Enhancing Data-Driven Reachability Analysis using Temporal Logic Side Information
It addresses the issue of conservatism in robot motion prediction for autonomous systems, though it is incremental by applying existing STL methods to a specific bottleneck.
This paper tackles the problem of overly conservative data-driven reachability analysis for robots by incorporating temporal logic side information, resulting in constrained reachable sets that reduce conservatism while maintaining formal safety guarantees, as validated on a hardware platform in driving scenarios.

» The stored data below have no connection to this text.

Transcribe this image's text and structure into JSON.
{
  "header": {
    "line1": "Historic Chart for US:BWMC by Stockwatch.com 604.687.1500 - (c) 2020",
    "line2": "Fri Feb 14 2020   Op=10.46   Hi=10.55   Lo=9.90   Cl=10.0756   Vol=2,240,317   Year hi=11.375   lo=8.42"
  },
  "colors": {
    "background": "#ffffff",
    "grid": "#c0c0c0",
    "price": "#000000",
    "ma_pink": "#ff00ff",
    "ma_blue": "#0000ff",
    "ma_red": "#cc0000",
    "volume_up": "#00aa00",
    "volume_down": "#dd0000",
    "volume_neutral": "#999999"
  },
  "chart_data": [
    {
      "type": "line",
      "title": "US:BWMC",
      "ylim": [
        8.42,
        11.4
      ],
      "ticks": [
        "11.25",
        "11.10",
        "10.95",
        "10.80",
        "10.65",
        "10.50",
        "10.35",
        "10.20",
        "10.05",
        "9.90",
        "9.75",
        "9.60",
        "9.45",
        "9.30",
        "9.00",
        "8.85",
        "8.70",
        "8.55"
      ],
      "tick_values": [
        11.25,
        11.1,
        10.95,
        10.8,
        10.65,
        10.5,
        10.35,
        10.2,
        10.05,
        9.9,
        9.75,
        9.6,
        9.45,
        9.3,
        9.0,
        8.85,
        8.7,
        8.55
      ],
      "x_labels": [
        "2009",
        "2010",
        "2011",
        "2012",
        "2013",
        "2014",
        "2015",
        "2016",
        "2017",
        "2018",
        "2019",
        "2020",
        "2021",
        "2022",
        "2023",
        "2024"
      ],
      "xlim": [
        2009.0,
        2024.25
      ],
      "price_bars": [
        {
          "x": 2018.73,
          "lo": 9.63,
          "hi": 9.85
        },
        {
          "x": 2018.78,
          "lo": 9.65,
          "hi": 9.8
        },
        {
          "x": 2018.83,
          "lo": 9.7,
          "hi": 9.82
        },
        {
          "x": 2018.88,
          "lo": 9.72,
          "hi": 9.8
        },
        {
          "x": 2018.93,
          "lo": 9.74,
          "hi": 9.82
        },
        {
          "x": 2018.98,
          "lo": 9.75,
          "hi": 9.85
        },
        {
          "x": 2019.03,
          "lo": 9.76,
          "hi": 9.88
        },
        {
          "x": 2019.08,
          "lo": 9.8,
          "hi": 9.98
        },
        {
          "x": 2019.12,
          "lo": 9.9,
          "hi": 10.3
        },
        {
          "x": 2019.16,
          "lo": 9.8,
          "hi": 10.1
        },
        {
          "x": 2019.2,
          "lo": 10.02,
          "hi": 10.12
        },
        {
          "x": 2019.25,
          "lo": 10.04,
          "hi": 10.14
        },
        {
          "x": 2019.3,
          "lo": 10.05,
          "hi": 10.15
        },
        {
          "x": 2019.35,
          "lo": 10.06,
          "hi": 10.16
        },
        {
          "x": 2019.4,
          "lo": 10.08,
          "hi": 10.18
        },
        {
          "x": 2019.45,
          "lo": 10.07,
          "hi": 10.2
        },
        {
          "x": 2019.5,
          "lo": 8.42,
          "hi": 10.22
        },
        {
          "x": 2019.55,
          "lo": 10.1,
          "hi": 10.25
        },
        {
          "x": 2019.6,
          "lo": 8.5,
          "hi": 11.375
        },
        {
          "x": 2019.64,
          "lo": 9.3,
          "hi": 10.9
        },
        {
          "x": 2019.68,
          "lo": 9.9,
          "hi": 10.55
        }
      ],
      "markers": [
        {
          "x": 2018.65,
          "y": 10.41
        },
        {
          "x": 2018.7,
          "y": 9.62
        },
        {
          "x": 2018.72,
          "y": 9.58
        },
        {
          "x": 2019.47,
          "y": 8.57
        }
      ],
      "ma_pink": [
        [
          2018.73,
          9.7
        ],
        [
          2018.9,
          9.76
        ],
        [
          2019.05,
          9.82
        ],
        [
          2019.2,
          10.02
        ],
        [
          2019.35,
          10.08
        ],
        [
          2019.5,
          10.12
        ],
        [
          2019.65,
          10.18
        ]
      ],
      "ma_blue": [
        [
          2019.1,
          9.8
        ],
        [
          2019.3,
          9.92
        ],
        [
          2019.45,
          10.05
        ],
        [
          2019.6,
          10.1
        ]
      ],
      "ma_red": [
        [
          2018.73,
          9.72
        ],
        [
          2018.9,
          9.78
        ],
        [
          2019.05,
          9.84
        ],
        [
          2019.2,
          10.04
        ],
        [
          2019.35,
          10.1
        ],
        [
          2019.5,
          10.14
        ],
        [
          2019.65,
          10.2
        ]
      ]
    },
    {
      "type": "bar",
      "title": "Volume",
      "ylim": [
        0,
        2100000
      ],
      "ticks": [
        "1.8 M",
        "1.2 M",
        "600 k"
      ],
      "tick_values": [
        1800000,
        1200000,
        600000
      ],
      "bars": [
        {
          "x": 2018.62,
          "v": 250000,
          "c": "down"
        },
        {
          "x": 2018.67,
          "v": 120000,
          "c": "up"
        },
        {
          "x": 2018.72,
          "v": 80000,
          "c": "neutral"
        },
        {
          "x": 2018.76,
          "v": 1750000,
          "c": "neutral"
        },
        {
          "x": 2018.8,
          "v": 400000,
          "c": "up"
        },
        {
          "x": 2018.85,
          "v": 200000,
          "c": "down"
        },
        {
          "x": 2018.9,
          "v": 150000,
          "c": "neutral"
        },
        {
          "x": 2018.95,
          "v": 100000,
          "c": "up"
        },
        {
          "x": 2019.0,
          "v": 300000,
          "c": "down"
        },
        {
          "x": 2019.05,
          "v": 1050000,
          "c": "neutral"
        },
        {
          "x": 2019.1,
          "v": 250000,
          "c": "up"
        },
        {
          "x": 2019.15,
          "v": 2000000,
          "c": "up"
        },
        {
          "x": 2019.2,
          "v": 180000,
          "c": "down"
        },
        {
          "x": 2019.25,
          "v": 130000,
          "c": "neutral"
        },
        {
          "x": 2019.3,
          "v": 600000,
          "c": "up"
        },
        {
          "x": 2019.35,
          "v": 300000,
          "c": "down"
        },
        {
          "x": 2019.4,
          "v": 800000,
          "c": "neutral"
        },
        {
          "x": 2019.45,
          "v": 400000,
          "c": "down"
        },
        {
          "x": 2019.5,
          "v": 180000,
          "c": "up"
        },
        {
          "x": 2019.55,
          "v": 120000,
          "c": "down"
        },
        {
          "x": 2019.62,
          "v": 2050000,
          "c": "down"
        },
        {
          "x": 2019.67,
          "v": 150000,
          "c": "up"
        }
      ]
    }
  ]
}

This paper presents algorithms for performing data-driven reachability analysis under temporal logic side information. In certain scenarios, the data-driven reachable sets of a robot can be prohibitively conservative due to the inherent noise in the robot's historical measurement data. In the same scenarios, we often have side information about the robot's expected motion (e.g., limits on how much a robot can move in a one-time step) that could be useful for further specifying the reachability analysis. In this work, we show that if we can model this side information using a signal temporal logic (STL) fragment, we can constrain the data-driven reachability analysis and safely limit the conservatism of the computed reachable sets. Moreover, we provide formal guarantees that, even after incorporating side information, the computed reachable sets still properly over-approximate the robot's future states. Lastly, we empirically validate the practicality of the over-approximation by computing constrained, data-driven reachable sets for the Small-Vehicles-for-Autonomy (SVEA) hardware platform in two driving scenarios.